The history of the Richardson Highway is rooted in the days of the gold rush Work was underway in Valdez to establish a trail from that port to Eagle on the Yukon River, so that Americans would not have to pass through Canada to reach the gold camps in the Middle Yukon River area.
But, in 1902, Felix Pedro discovered gold near Fairbanks and it became more important to get to Fairbanks. The trail from Valdez to Fairbanks was a difficult route and the present highway follows much of it. In other places, the old trail can be seen winding along mountainsides or stream beds above or below the Richardson
When the Alaska Road Commission was established in 1905, Major Wilds P. Richardson was its first president. He assigned top priority to upgrading the Valdez-Fairbanks trail. By 1907, it was developed to a wagon route and a stage plied the trail with horse-drawn sledges in winter and wagons in summer.

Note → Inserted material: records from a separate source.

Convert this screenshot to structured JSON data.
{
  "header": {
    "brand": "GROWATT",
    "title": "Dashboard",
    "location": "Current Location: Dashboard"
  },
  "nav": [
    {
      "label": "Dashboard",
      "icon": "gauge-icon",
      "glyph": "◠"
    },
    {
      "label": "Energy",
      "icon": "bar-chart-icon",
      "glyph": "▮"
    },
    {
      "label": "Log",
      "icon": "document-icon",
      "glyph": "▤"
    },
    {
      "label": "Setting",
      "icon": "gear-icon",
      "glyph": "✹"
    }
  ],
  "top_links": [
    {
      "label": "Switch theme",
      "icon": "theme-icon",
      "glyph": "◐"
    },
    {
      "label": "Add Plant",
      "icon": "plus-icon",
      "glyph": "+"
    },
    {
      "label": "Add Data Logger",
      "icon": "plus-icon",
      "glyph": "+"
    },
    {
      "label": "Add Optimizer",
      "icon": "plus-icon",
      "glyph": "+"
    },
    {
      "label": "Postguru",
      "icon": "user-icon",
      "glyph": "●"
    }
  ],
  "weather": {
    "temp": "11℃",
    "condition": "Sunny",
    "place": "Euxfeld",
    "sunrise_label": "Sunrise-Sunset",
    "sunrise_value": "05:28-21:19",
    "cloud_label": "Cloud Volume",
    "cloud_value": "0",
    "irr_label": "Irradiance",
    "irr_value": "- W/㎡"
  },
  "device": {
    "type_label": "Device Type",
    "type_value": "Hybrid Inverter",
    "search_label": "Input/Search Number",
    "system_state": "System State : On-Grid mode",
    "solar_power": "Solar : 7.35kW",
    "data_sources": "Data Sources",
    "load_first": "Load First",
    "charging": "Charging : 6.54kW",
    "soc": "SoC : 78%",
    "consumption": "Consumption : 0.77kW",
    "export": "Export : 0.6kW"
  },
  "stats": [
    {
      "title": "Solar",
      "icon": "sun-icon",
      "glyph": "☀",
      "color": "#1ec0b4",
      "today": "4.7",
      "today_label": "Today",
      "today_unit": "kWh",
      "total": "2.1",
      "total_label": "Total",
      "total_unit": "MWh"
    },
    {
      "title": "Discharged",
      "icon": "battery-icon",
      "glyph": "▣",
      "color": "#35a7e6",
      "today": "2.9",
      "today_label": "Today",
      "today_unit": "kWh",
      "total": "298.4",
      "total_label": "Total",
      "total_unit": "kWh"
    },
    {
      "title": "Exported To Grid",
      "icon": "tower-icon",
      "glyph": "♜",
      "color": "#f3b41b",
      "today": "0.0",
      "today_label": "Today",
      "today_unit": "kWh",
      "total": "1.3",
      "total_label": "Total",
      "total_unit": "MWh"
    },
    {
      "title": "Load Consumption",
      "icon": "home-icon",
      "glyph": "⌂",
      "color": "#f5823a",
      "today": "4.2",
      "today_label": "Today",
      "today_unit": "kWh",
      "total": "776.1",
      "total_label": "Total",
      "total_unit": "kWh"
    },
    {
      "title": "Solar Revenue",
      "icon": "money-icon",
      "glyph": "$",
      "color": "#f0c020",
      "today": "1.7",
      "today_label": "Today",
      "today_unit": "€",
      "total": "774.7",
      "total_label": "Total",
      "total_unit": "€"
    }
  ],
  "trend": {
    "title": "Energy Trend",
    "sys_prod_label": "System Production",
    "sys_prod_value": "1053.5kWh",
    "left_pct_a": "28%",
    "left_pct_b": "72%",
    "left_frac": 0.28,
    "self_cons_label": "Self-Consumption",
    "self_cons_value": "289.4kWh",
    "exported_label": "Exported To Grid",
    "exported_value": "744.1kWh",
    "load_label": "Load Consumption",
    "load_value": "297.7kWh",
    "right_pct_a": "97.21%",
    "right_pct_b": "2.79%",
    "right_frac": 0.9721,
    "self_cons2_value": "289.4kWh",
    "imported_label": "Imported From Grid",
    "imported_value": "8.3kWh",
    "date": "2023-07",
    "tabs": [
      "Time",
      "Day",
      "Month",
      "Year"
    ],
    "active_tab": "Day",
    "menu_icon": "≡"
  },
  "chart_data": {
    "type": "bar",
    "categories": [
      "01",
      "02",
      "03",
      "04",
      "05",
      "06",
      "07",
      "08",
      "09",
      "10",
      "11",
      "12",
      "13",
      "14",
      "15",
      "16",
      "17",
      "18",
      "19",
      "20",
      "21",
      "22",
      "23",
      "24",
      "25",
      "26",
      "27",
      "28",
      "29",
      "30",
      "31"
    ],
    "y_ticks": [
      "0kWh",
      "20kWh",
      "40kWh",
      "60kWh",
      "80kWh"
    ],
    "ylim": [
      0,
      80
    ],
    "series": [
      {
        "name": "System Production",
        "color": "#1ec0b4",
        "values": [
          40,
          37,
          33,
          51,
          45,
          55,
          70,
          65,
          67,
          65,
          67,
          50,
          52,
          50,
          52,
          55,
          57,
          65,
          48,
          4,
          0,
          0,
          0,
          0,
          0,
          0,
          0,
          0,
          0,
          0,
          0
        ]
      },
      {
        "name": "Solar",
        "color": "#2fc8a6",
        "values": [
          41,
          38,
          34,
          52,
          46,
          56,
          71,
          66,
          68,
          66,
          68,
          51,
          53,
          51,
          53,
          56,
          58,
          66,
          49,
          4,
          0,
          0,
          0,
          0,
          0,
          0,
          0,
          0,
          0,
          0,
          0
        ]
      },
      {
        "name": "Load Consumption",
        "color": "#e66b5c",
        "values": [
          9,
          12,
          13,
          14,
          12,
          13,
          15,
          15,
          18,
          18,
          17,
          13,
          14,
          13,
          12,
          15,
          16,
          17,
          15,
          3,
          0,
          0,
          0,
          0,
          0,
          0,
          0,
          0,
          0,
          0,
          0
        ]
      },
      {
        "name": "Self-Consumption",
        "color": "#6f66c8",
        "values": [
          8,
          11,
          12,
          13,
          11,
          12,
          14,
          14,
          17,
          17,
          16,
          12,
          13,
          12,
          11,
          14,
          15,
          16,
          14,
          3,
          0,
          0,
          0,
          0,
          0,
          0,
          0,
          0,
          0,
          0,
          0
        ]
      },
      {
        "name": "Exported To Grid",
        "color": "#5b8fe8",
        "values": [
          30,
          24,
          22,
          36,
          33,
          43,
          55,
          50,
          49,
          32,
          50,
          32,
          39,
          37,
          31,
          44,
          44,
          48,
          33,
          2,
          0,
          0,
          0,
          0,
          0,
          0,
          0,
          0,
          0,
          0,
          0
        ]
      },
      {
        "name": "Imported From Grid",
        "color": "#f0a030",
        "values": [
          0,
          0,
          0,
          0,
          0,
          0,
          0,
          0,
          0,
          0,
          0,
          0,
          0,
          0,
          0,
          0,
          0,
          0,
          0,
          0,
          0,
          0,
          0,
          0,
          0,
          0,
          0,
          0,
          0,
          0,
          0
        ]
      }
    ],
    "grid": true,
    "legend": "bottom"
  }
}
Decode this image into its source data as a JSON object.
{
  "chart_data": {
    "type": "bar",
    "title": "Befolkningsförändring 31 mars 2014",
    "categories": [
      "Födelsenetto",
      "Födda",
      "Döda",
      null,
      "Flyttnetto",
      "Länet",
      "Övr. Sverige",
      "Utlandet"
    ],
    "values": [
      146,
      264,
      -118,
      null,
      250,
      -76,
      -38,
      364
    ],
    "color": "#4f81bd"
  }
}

The highway eventually came to be named for Richardson, who had promoted the improvement of the original trail. Today only a few of the old roadhouses still stand along the route. They were established about a day’s journey apart which was usually 30 miles or less.
Today, it feels to the Alaska Highway traveler that the road to Fairbanks from Delta Junction is part of that long journey that started at Dawson Creek. Fairbanks says it is at the end of the highway, but the familiar mileposts end at 1422 at Delta Junction. As one drives north from Delta, the numbers start at 266, numbering from Valdez, the start of the Richardson Highway!